Most couples have the same fight over and over again. These seemingly endless, irresolvable, repetitions are the templates of our unsuccessful relating strategies. They are a vicious cycles that dig us in deeper and deeper, eating up, over the years, more and more of the goodwill and connection we start off with. Terry Real calls this a couple's "Bad Deal."
Where Does your Bad Deal Come From?
Our Bad Deals replay some aspect of the relationships we grew up in. Our parents fought, sometimes fair, sometimes not, sometimes there was no couple in our home growing up, we had only dad, mom or another significant parental figure. It's fair to say none of our caregivers were perfect, in fact many were far from it, within the confines of their primary relationships. If you look at your parents relationship style and think "I certainly don't want that" then you have some skills to learn. We recreate what we know, hence the relationships we observed growing up become our early love map and template for later life.
Are we doomed?
Only if we want to be. While we recreate what we know, we do so in hopes to heal it. When couples I work with become conscious of this it changes the script. The initial draw to a partner is from our core wounding meaning; we find someone who is similar enough to our parent or parents, who we can play out our unresolved childhood drama with. The flip side is this person is different enough from our parents, that we have a chance at cracking the code, and healing our wounds, if we get very aware.
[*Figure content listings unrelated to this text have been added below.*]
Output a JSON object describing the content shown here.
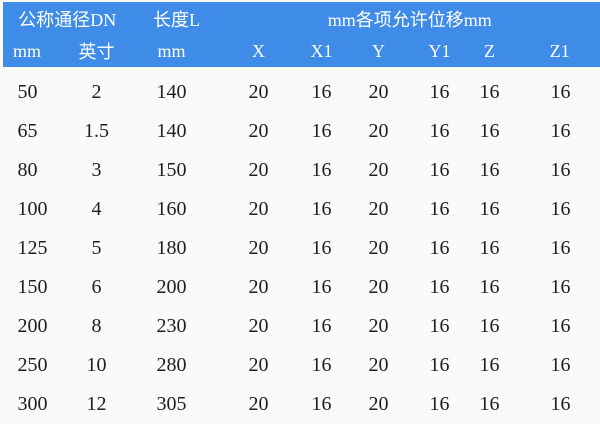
{
  "colors": {
    "header_bg": "#3E8CE8",
    "header_text": "#FFFFFF",
    "page_bg": "#FAFAFA",
    "body_text": "#1E1E1E"
  },
  "table": {
    "header_groups": [
      {
        "label": "公称通径DN",
        "span": 2
      },
      {
        "label": "长度L",
        "span": 1
      },
      {
        "label": "mm各项允许位移mm",
        "span": 6
      }
    ],
    "header_cols": [
      "mm",
      "英寸",
      "mm",
      "X",
      "X1",
      "Y",
      "Y1",
      "Z",
      "Z1"
    ],
    "rows": [
      [
        "50",
        "2",
        "140",
        "20",
        "16",
        "20",
        "16",
        "16",
        "16"
      ],
      [
        "65",
        "1.5",
        "140",
        "20",
        "16",
        "20",
        "16",
        "16",
        "16"
      ],
      [
        "80",
        "3",
        "150",
        "20",
        "16",
        "20",
        "16",
        "16",
        "16"
      ],
      [
        "100",
        "4",
        "160",
        "20",
        "16",
        "20",
        "16",
        "16",
        "16"
      ],
      [
        "125",
        "5",
        "180",
        "20",
        "16",
        "20",
        "16",
        "16",
        "16"
      ],
      [
        "150",
        "6",
        "200",
        "20",
        "16",
        "20",
        "16",
        "16",
        "16"
      ],
      [
        "200",
        "8",
        "230",
        "20",
        "16",
        "20",
        "16",
        "16",
        "16"
      ],
      [
        "250",
        "10",
        "280",
        "20",
        "16",
        "20",
        "16",
        "16",
        "16"
      ],
      [
        "300",
        "12",
        "305",
        "20",
        "16",
        "20",
        "16",
        "16",
        "16"
      ]
    ]
  },
  "chart_data": {
    "type": "table",
    "header_groups": [
      "公称通径DN",
      "长度L",
      "mm各项允许位移mm"
    ],
    "columns": [
      "公称通径DN mm",
      "公称通径DN 英寸",
      "长度L mm",
      "X",
      "X1",
      "Y",
      "Y1",
      "Z",
      "Z1"
    ],
    "rows": [
      [
        50,
        2,
        140,
        20,
        16,
        20,
        16,
        16,
        16
      ],
      [
        65,
        1.5,
        140,
        20,
        16,
        20,
        16,
        16,
        16
      ],
      [
        80,
        3,
        150,
        20,
        16,
        20,
        16,
        16,
        16
      ],
      [
        100,
        4,
        160,
        20,
        16,
        20,
        16,
        16,
        16
      ],
      [
        125,
        5,
        180,
        20,
        16,
        20,
        16,
        16,
        16
      ],
      [
        150,
        6,
        200,
        20,
        16,
        20,
        16,
        16,
        16
      ],
      [
        200,
        8,
        230,
        20,
        16,
        20,
        16,
        16,
        16
      ],
      [
        250,
        10,
        280,
        20,
        16,
        20,
        16,
        16,
        16
      ],
      [
        300,
        12,
        305,
        20,
        16,
        20,
        16,
        16,
        16
      ]
    ]
  }
}
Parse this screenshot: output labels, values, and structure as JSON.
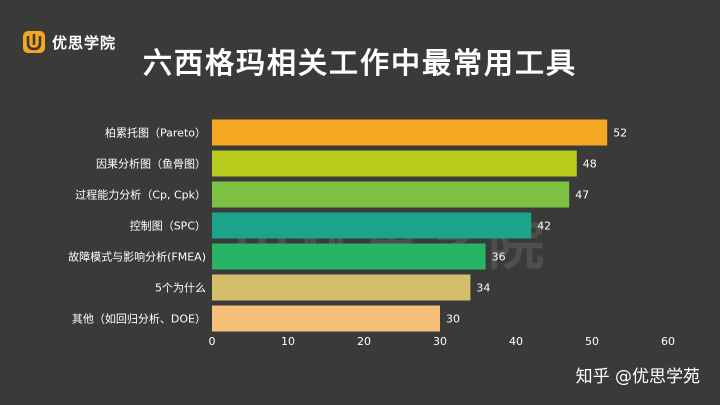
{
  "brand": {
    "name": "优思学院",
    "accent": "#f5a623"
  },
  "credit": "知乎 @优思学苑",
  "chart_data": {
    "type": "bar",
    "orientation": "horizontal",
    "title": "六西格玛相关工作中最常用工具",
    "categories": [
      "柏累托图（Pareto）",
      "因果分析图（鱼骨图）",
      "过程能力分析（Cp, Cpk）",
      "控制图（SPC）",
      "故障模式与影响分析(FMEA)",
      "5个为什么",
      "其他（如回归分析、DOE）"
    ],
    "values": [
      52,
      48,
      47,
      42,
      36,
      34,
      30
    ],
    "colors": [
      "#f5a623",
      "#b8cc1e",
      "#7cc142",
      "#1aa58a",
      "#27b565",
      "#d6bf6c",
      "#f7c07a"
    ],
    "xlim": [
      0,
      60
    ],
    "xticks": [
      0,
      10,
      20,
      30,
      40,
      50,
      60
    ],
    "grid": false,
    "legend": "none"
  }
}
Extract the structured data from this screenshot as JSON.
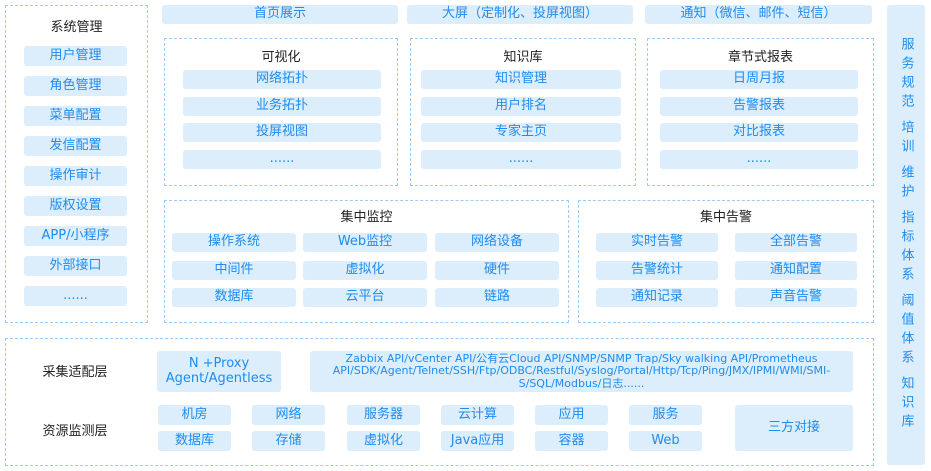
{
  "system": {
    "title": "系统管理",
    "items": [
      "用户管理",
      "角色管理",
      "菜单配置",
      "发信配置",
      "操作审计",
      "版权设置",
      "APP/小程序",
      "外部接口",
      "......"
    ]
  },
  "top_bars": [
    "首页展示",
    "大屏（定制化、投屏视图）",
    "通知（微信、邮件、短信）"
  ],
  "visual": {
    "title": "可视化",
    "items": [
      "网络拓扑",
      "业务拓扑",
      "投屏视图",
      "......"
    ]
  },
  "knowledge": {
    "title": "知识库",
    "items": [
      "知识管理",
      "用户排名",
      "专家主页",
      "......"
    ]
  },
  "report": {
    "title": "章节式报表",
    "items": [
      "日周月报",
      "告警报表",
      "对比报表",
      "......"
    ]
  },
  "monitor": {
    "title": "集中监控",
    "items": [
      "操作系统",
      "Web监控",
      "网络设备",
      "中间件",
      "虚拟化",
      "硬件",
      "数据库",
      "云平台",
      "链路"
    ]
  },
  "alarm": {
    "title": "集中告警",
    "items": [
      "实时告警",
      "全部告警",
      "告警统计",
      "通知配置",
      "通知记录",
      "声音告警"
    ]
  },
  "collect": {
    "label": "采集适配层",
    "proxy": "N +Proxy Agent/Agentless",
    "apis": "Zabbix API/vCenter API/公有云Cloud API/SNMP/SNMP Trap/Sky walking API/Prometheus API/SDK/Agent/Telnet/SSH/Ftp/ODBC/Restful/Syslog/Portal/Http/Tcp/Ping/JMX/IPMI/WMI/SMI-S/SQL/Modbus/日志......"
  },
  "resource": {
    "label": "资源监测层",
    "items": [
      "机房",
      "网络",
      "服务器",
      "云计算",
      "应用",
      "服务",
      "数据库",
      "存储",
      "虚拟化",
      "Java应用",
      "容器",
      "Web"
    ],
    "third_party": "三方对接"
  },
  "side": [
    "服务规范",
    "培训",
    "维护",
    "指标体系",
    "阈值体系",
    "知识库"
  ],
  "colors": {
    "box_fill": "#dcedfc",
    "text_blue": "#1e8cf0",
    "dashed_border": "#9ccbf5"
  }
}
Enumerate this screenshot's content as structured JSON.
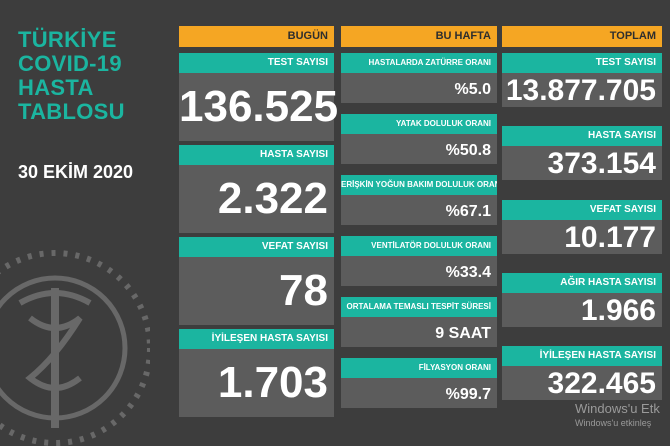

Awareness Doesn't Just Happen
Have you ever heard the saying you are better at judging other's problems than you are at judging your own? Well it's true. Step one is accepting that you do not have the answers to your marital or relationship problems. In fact, the answers you have are how to reinforce and trigger the problems. These are all the answers you need when you work with a skilled therapist. My job is to help you see things from a new perspective. The world is no longer flat, you may not want to accept it but we will find the new answers over time together through different awareness building techniques. Willingness and openness also help the therapeutic process a long as well. Once we are in a place of not knowing what our problems solutions are, we become open to the possibility of healing.
Ultimately You Do The Work
As much as I would love to offer client's a magic solution, there isn't one. Reparenting ourselves starts with awareness, skill building and ultimately practice. Surrender is the first step in healing, when we stop fighting the urge to get what we never got from our parents, from our partner, we suddenly and profoundly become open to what is actually available to us.